SUSKIND interview on CNN 4-20/09 "CIA memos"

RON SUSKIND, AUTHOR, "THE WAY OF THE WORLD"

BLITZER: Was it a mistake to actually release the Justice Department documents authorizing these enhanced interrogation techniques?

SUSKIND: The evidence clearly shows it wasn't. I mean, mostly people knew what was in those documents in terms of their basic nature. Beyond that, these were never techniques the CIA used until 9/11 and have never shown any worth. So this is not a sources and methods issue where you're dealing with real sources and methods that the CIA uses to get espionage...

BLITZER: The former CIA director only yesterday, General Hayden, said, "The facts of the case are that the these techniques against these terrorists made us safer. It really did work." That's what he said yesterday.

SUSKIND: The evidence that has come out and the evidence that I think will come out in the coming months shows that these techniques were not meaningfully successful, successful in terms of a bid or piece that they might have gotten through more traditional methods. But that issue of, was this something that worked that now we have abandoned really doesn't hold water. BLITZER: Because when I spoke to the vice president, Dick Cheney, only a few months ago, he said Americans are effectively -- he said Americans are alive right now because these techniques were used against Khalid Sheikh Mohammed and Abu Zubaydah.

SUSKIND: I think that's Cheney doing his own legacy project. The evidence, again and again, shows that that's not the case, that plots were not foiled based on what was gained from these interrogation techniques.

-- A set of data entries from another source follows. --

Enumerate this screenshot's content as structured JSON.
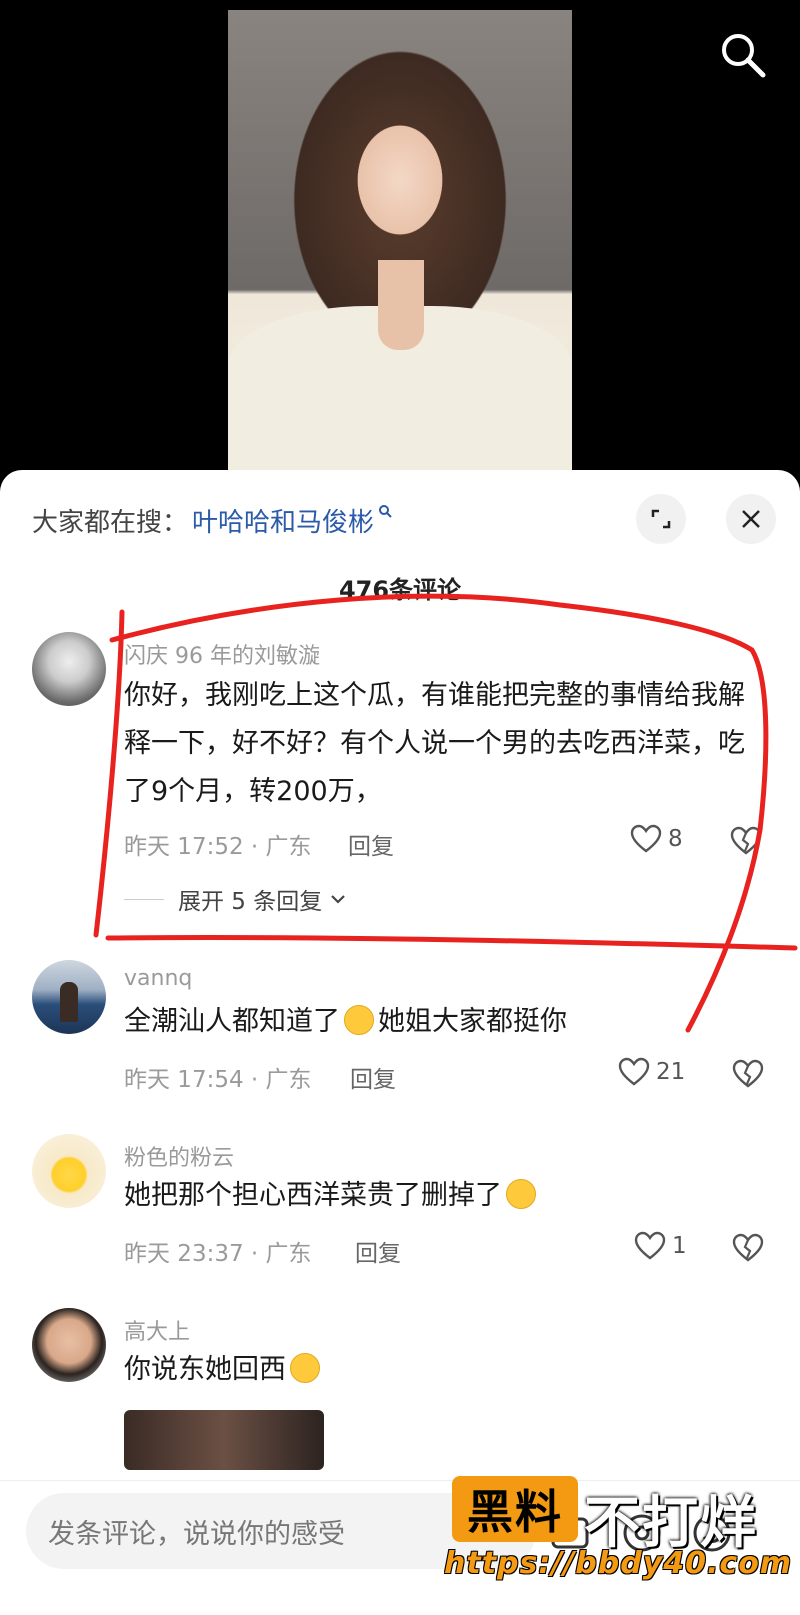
{
  "sheet": {
    "search_prefix": "大家都在搜：",
    "search_term": "叶哈哈和马俊彬",
    "comment_count_title": "476条评论"
  },
  "comments": [
    {
      "user": "闪庆 96 年的刘敏漩",
      "text": "你好，我刚吃上这个瓜，有谁能把完整的事情给我解释一下，好不好？有个人说一个男的去吃西洋菜，吃了9个月，转200万，",
      "time_loc": "昨天 17:52 · 广东",
      "reply_label": "回复",
      "likes": "8",
      "expand_label": "展开 5 条回复"
    },
    {
      "user": "vannq",
      "text_a": "全潮汕人都知道了",
      "text_b": "她姐大家都挺你",
      "time_loc": "昨天 17:54 · 广东",
      "reply_label": "回复",
      "likes": "21"
    },
    {
      "user": "粉色的粉云",
      "text": "她把那个担心西洋菜贵了删掉了",
      "time_loc": "昨天 23:37 · 广东",
      "reply_label": "回复",
      "likes": "1"
    },
    {
      "user": "高大上",
      "text": "你说东她回西"
    }
  ],
  "input_bar": {
    "placeholder": "发条评论，说说你的感受"
  },
  "watermark": {
    "box_text": "黑料",
    "text": "不打烊",
    "url": "https://bbdy40.com"
  },
  "colors": {
    "link_blue": "#2a5aa8",
    "annotation_red": "#e8231f",
    "watermark_orange": "#f39a12"
  }
}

BLITZER: We know that the current chairman of the Senate Intelligence Committee Dianne Feinstein of California, she's going to have an investigation now. They're going to go back and see which techniques worked and which techniques didn't work. So we'll get the final result, presumably, from the Senate Intelligence Committee down the road.

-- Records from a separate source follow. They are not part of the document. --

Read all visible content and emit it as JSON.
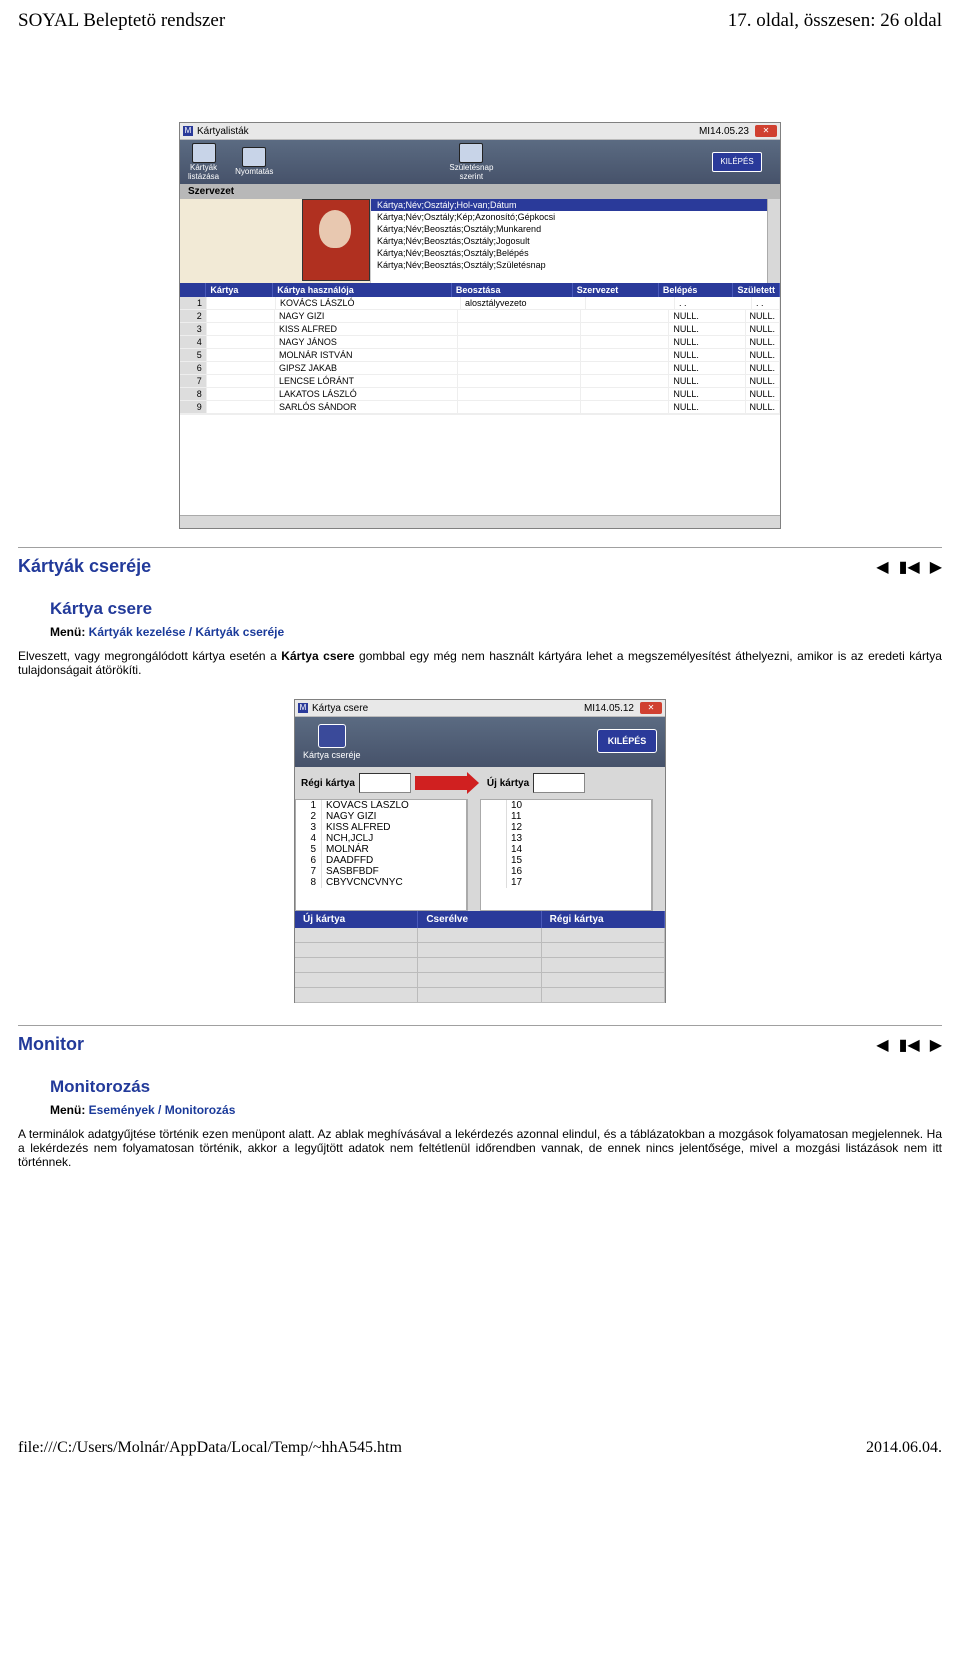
{
  "header": {
    "left": "SOYAL Beleptetö rendszer",
    "right": "17. oldal, összesen: 26 oldal"
  },
  "footer": {
    "left": "file:///C:/Users/Molnár/AppData/Local/Temp/~hhA545.htm",
    "right": "2014.06.04."
  },
  "win1": {
    "title": "Kártyalisták",
    "version": "MI14.05.23",
    "toolbar": {
      "btn1": "Kártyák\nlistázása",
      "btn2": "Nyomtatás",
      "btn3": "Születésnap\nszerint",
      "kilepes": "KILÉPÉS"
    },
    "subbar": "Szervezet",
    "dropdown": [
      "Kártya;Név;Osztály;Hol-van;Dátum",
      "Kártya;Név;Osztály;Kép;Azonosító;Gépkocsi",
      "Kártya;Név;Beosztás;Osztály;Munkarend",
      "Kártya;Név;Beosztás;Osztály;Jogosult",
      "Kártya;Név;Beosztás;Osztály;Belépés",
      "Kártya;Név;Beosztás;Osztály;Születésnap"
    ],
    "cols": {
      "num": "",
      "kartya": "Kártya",
      "name": "Kártya használója",
      "beo": "Beosztása",
      "szerv": "Szervezet",
      "bel": "Belépés",
      "szul": "Született"
    },
    "rows": [
      {
        "n": "1",
        "name": "KOVÁCS LÁSZLÓ",
        "beo": "alosztályvezeto",
        "bel": ". .",
        "szul": ". ."
      },
      {
        "n": "2",
        "name": "NAGY GIZI",
        "beo": "",
        "bel": "NULL.",
        "szul": "NULL."
      },
      {
        "n": "3",
        "name": "KISS ALFRED",
        "beo": "",
        "bel": "NULL.",
        "szul": "NULL."
      },
      {
        "n": "4",
        "name": "NAGY JÁNOS",
        "beo": "",
        "bel": "NULL.",
        "szul": "NULL."
      },
      {
        "n": "5",
        "name": "MOLNÁR ISTVÁN",
        "beo": "",
        "bel": "NULL.",
        "szul": "NULL."
      },
      {
        "n": "6",
        "name": "GIPSZ JAKAB",
        "beo": "",
        "bel": "NULL.",
        "szul": "NULL."
      },
      {
        "n": "7",
        "name": "LENCSE LÓRÁNT",
        "beo": "",
        "bel": "NULL.",
        "szul": "NULL."
      },
      {
        "n": "8",
        "name": "LAKATOS LÁSZLÓ",
        "beo": "",
        "bel": "NULL.",
        "szul": "NULL."
      },
      {
        "n": "9",
        "name": "SARLÓS SÁNDOR",
        "beo": "",
        "bel": "NULL.",
        "szul": "NULL."
      }
    ]
  },
  "section1": {
    "heading": "Kártyák cseréje",
    "subheading": "Kártya csere",
    "menulabel": "Menü:",
    "menupath": "Kártyák kezelése  / Kártyák cseréje",
    "body_pre": "Elveszett, vagy megrongálódott kártya esetén a ",
    "body_bold": "Kártya csere",
    "body_post": " gombbal egy még nem használt kártyára lehet a megszemélyesítést áthelyezni, amikor is az eredeti kártya tulajdonságait átörökíti."
  },
  "win2": {
    "title": "Kártya csere",
    "version": "MI14.05.12",
    "toolbar": {
      "btn1": "Kártya cseréje",
      "kilepes": "KILÉPÉS"
    },
    "labels": {
      "regi": "Régi kártya",
      "uj": "Új kártya"
    },
    "left": [
      {
        "n": "1",
        "v": "KOVÁCS LÁSZLÓ"
      },
      {
        "n": "2",
        "v": "NAGY GIZI"
      },
      {
        "n": "3",
        "v": "KISS ALFRED"
      },
      {
        "n": "4",
        "v": "NCH,JCLJ"
      },
      {
        "n": "5",
        "v": "MOLNÁR"
      },
      {
        "n": "6",
        "v": "DAADFFD"
      },
      {
        "n": "7",
        "v": "SASBFBDF"
      },
      {
        "n": "8",
        "v": "CBYVCNCVNYC"
      }
    ],
    "right": [
      "10",
      "11",
      "12",
      "13",
      "14",
      "15",
      "16",
      "17"
    ],
    "rescols": {
      "a": "Új kártya",
      "b": "Cserélve",
      "c": "Régi kártya"
    }
  },
  "section2": {
    "heading": "Monitor",
    "subheading": "Monitorozás",
    "menulabel": "Menü:",
    "menupath": "Események / Monitorozás",
    "body": "A terminálok adatgyűjtése történik ezen menüpont alatt. Az ablak meghívásával a lekérdezés azonnal elindul, és a táblázatokban a mozgások folyamatosan megjelennek. Ha a lekérdezés nem folyamatosan történik, akkor a legyűjtött adatok nem feltétlenül időrendben vannak, de ennek nincs jelentősége, mivel a mozgási listázások nem itt történnek."
  },
  "nav": {
    "prev": "◀",
    "first": "▮◀",
    "next": "▶"
  }
}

SUSKIND: Well, you know, there's more that's going to come out. We have transparency now, we'll have more of it. Accountability is going to be much more difficult.

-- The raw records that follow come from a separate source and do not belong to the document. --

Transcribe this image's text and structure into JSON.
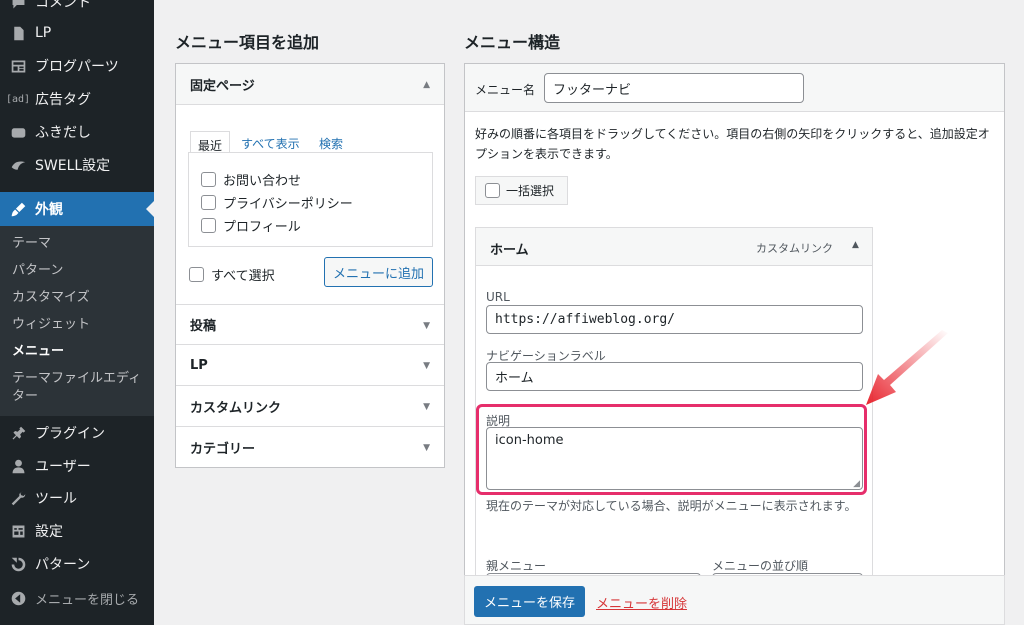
{
  "sidebar": {
    "items": [
      {
        "label": "コメント",
        "icon": "comment-icon"
      },
      {
        "label": "LP",
        "icon": "page-icon"
      },
      {
        "label": "ブログパーツ",
        "icon": "blog-parts-icon"
      },
      {
        "label": "広告タグ",
        "icon": "ad-icon",
        "icon_text": "[ad]"
      },
      {
        "label": "ふきだし",
        "icon": "speech-bubble-icon"
      },
      {
        "label": "SWELL設定",
        "icon": "swell-icon"
      },
      {
        "label": "外観",
        "icon": "appearance-icon"
      },
      {
        "label": "プラグイン",
        "icon": "plugin-icon"
      },
      {
        "label": "ユーザー",
        "icon": "user-icon"
      },
      {
        "label": "ツール",
        "icon": "tools-icon"
      },
      {
        "label": "設定",
        "icon": "settings-icon"
      },
      {
        "label": "パターン",
        "icon": "pattern-icon"
      },
      {
        "label": "メニューを閉じる",
        "icon": "collapse-icon"
      }
    ],
    "submenu": [
      {
        "label": "テーマ"
      },
      {
        "label": "パターン"
      },
      {
        "label": "カスタマイズ"
      },
      {
        "label": "ウィジェット"
      },
      {
        "label": "メニュー"
      },
      {
        "label": "テーマファイルエディター"
      }
    ]
  },
  "add_items": {
    "heading": "メニュー項目を追加",
    "fixed_page": {
      "title": "固定ページ",
      "tabs": [
        "最近",
        "すべて表示",
        "検索"
      ],
      "pages": [
        "お問い合わせ",
        "プライバシーポリシー",
        "プロフィール"
      ],
      "select_all": "すべて選択",
      "add_button": "メニューに追加"
    },
    "sections": [
      "投稿",
      "LP",
      "カスタムリンク",
      "カテゴリー"
    ]
  },
  "structure": {
    "heading": "メニュー構造",
    "menu_name_label": "メニュー名",
    "menu_name_value": "フッターナビ",
    "instructions": "好みの順番に各項目をドラッグしてください。項目の右側の矢印をクリックすると、追加設定オプションを表示できます。",
    "bulk_select": "一括選択",
    "item": {
      "title": "ホーム",
      "type": "カスタムリンク",
      "url_label": "URL",
      "url_value": "https://affiweblog.org/",
      "nav_label_label": "ナビゲーションラベル",
      "nav_label_value": "ホーム",
      "description_label": "説明",
      "description_value": "icon-home",
      "description_note": "現在のテーマが対応している場合、説明がメニューに表示されます。",
      "parent_label": "親メニュー",
      "order_label": "メニューの並び順"
    },
    "save_button": "メニューを保存",
    "delete_link": "メニューを削除"
  },
  "colors": {
    "sidebar_bg": "#1d2327",
    "accent": "#2271b1",
    "highlight": "#e62e6b",
    "arrow": "#e8252f"
  }
}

Frankly, the president and the vice president were involved directly in the interrogation issues, were pushing them forward. They're not to be prosecuted as far as I see. And so what we're now dealing with is the president saying, look, we have this stuff out, it hurts like hell, CIA, but I'm here behind you.

BLITZER: You're an authority on all of this because you've written extensively about it. When you read the documents that were actually released last week, that the president of the United States authorized the declassification of these top-secret Justice Department memos, what did you learn?

SUSKIND: Well, I didn't learn much that was new, but it's painful to read. It's painful to think of these things happening under the stars and stripes...

BLITZER: Did you learn anything new?

SUSKIND: Well, you know, some of the techniques, how they were used, some of the ways they lined them up in a progression to get what they thought would be a value. Ultimately, though, what you're seeing here are many things that were tried over the objections of many, including the FBI, who has long experience here as to what works, and they did not yield the kinds of things that kept...

BLITZER: You saw and listened to the president and his remarks over at CIA headquarters just now. He seemed to be pretty much, when addressing this sensitive subject, on the defensive.

SUSKIND: Well, you know, look, the president understands this is one tough audience at CIA right now. They're very dispirited. These are people who make great sacrifices, mind you. Of course, CIA does deception to get the truth, that's their business. But right now people are saying, should I be risking my life, in many case, to maybe some day be caught in a whipsaw like this that's largely political in terms of what a political leader ordered us to do that now we'll be held accountable for?

Obama is saying to them we need an intelligence service not only as good, but better than it's been for the modern age. And I want to support you.

BLITZER: Because even Leon Panetta, the new CIA director, he recommended against releasing these documents.

SUSKIND: Well, you know, Obama -- he did recommend against it, and I think Obama said, look, I'm going to split the middle here. We have got to at least show what happened, but I'm not going to cross the line to push for prosecutions. And without Obama's support, we're not probably going to get anything that looks like jurisprudence here.